Nicht nur die niedrigen Zinsen, auch der zunehmende Aufwand für regulatorische Projekte zehrt an den Gewinnen der Bank: Der jährliche Aufwand "kratzt knapp an der zweistelligen Millionen-Grenze", so Pfennig. Für 2016 erwartet Pfennig einen stabilen Jahresüberschuss bei allerdings sinkenden Zuführungen zu den Rücklagen.

Operativ hat sich das Geschäft im ersten Quartal bei Zinsüberschuss (minus 7,5 Prozent) und Provisionsüberschuss aufgrund des schwierigen Börsenumfeldes (minus 12,7 Prozent) rückläufig entwickelt.

Zu einer Herausforderung der kommenden Jahre werde auch die geplante IT-Migration, erläuterte Pfennig. Auch das Kerngeschäft der apoBank sieht der Vorstandsvorsitzende im Wandel.

"Wir können uns nicht davor verschließen, dass sich der Gesundheitsmarkt wandelt und mit einer rasanten Geschwindigkeit hin zu größeren Strukturen entwickelt", betonte Pfennig.

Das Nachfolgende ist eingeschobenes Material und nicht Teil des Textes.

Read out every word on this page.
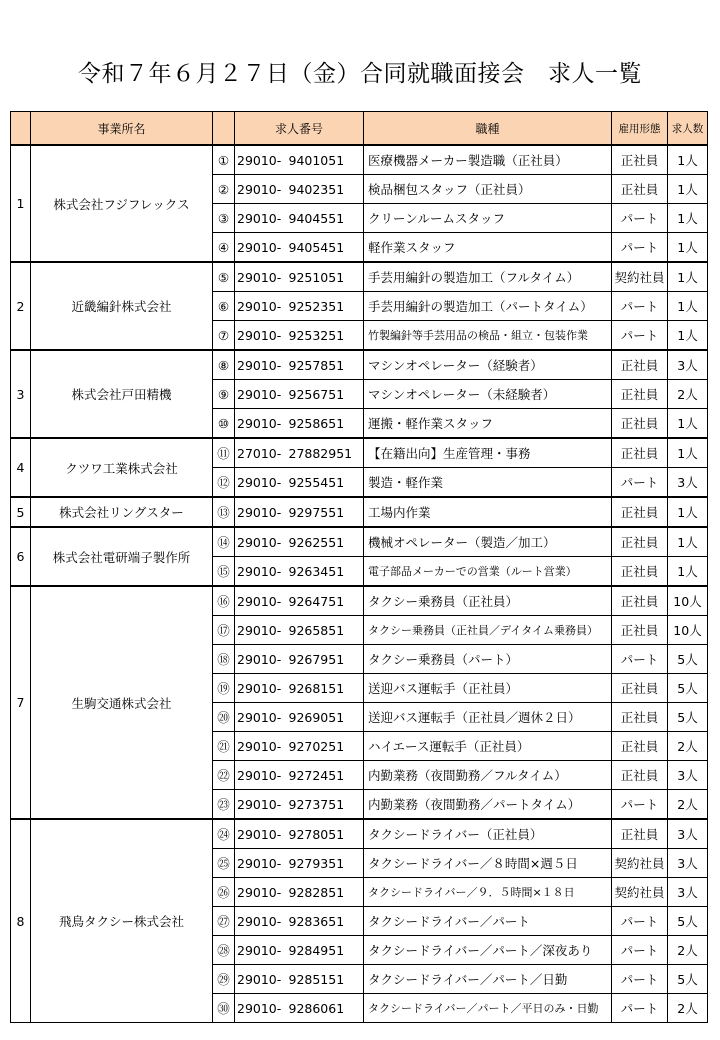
令和７年６月２７日（金）合同就職面接会　求人一覧
	事業所名		求人番号		職種	雇用形態	求人数
1	株式会社フジフレックス	①	29010-	9401051	医療機器メーカー製造職（正社員）	正社員	1人
		②	29010-	9402351	検品梱包スタッフ（正社員）	正社員	1人
		③	29010-	9404551	クリーンルームスタッフ	パート	1人
		④	29010-	9405451	軽作業スタッフ	パート	1人
2	近畿編針株式会社	⑤	29010-	9251051	手芸用編針の製造加工（フルタイム）	契約社員	1人
		⑥	29010-	9252351	手芸用編針の製造加工（パートタイム）	パート	1人
		⑦	29010-	9253251	竹製編針等手芸用品の検品・組立・包装作業	パート	1人
3	株式会社戸田精機	⑧	29010-	9257851	マシンオペレーター（経験者）	正社員	3人
		⑨	29010-	9256751	マシンオペレーター（未経験者）	正社員	2人
		⑩	29010-	9258651	運搬・軽作業スタッフ	正社員	1人
4	クツワ工業株式会社	⑪	27010-	27882951	【在籍出向】生産管理・事務	正社員	1人
		⑫	29010-	9255451	製造・軽作業	パート	3人
5	株式会社リングスター	⑬	29010-	9297551	工場内作業	正社員	1人
6	株式会社電研端子製作所	⑭	29010-	9262551	機械オペレーター（製造／加工）	正社員	1人
		⑮	29010-	9263451	電子部品メーカーでの営業（ルート営業）	正社員	1人
7	生駒交通株式会社	⑯	29010-	9264751	タクシー乗務員（正社員）	正社員	10人
		⑰	29010-	9265851	タクシー乗務員（正社員／デイタイム乗務員）	正社員	10人
		⑱	29010-	9267951	タクシー乗務員（パート）	パート	5人
		⑲	29010-	9268151	送迎バス運転手（正社員）	正社員	5人
		⑳	29010-	9269051	送迎バス運転手（正社員／週休２日）	正社員	5人
		㉑	29010-	9270251	ハイエース運転手（正社員）	正社員	2人
		㉒	29010-	9272451	内勤業務（夜間勤務／フルタイム）	正社員	3人
		㉓	29010-	9273751	内勤業務（夜間勤務／パートタイム）	パート	2人
8	飛鳥タクシー株式会社	㉔	29010-	9278051	タクシードライバー（正社員）	正社員	3人
		㉕	29010-	9279351	タクシードライバー／８時間×週５日	契約社員	3人
		㉖	29010-	9282851	タクシードライバー／９．５時間×１８日	契約社員	3人
		㉗	29010-	9283651	タクシードライバー／パート	パート	5人
		㉘	29010-	9284951	タクシードライバー／パート／深夜あり	パート	2人
		㉙	29010-	9285151	タクシードライバー／パート／日勤	パート	5人
		㉚	29010-	9286061	タクシードライバー／パート／平日のみ・日勤	パート	2人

Existenzgründungen für Einzelpraxen und bewährte Kooperationen blieben für die Bank das "Ankergeschäft". Doch ihr Anteil am Gesamtgeschäft werde tendenziell kleiner. "Wir werden uns dem Trend des Marktes nicht entziehen können", resümierte der Vorstandsvorsitzende.

Strategisch setze die Bank neben dem Kerngeschäft weiter auf die Gewinnung von Neukunden unter angestellten Ärzten und Studenten, auf den Ausbau des Geschäfts mit Provisionen, etwa bei der Geldanlage und auf die Stärkung des Firmenkundengeschäfts.

Nach den Ereignissen der vergangenen Jahre und Rücktrittsforderungen aus Reihen der Ärzteschaft ist der ehemalige KBV-Vorsitzende Dr. Andreas Köhler nach elf Jahren aus dem Aufsichtsrat der apoBank zurückgetreten. Zu seinem Nachfolger wurde der aktuelle KBV-Vorsitzende Dr. Andreas Gassen für ein Jahr gewählt.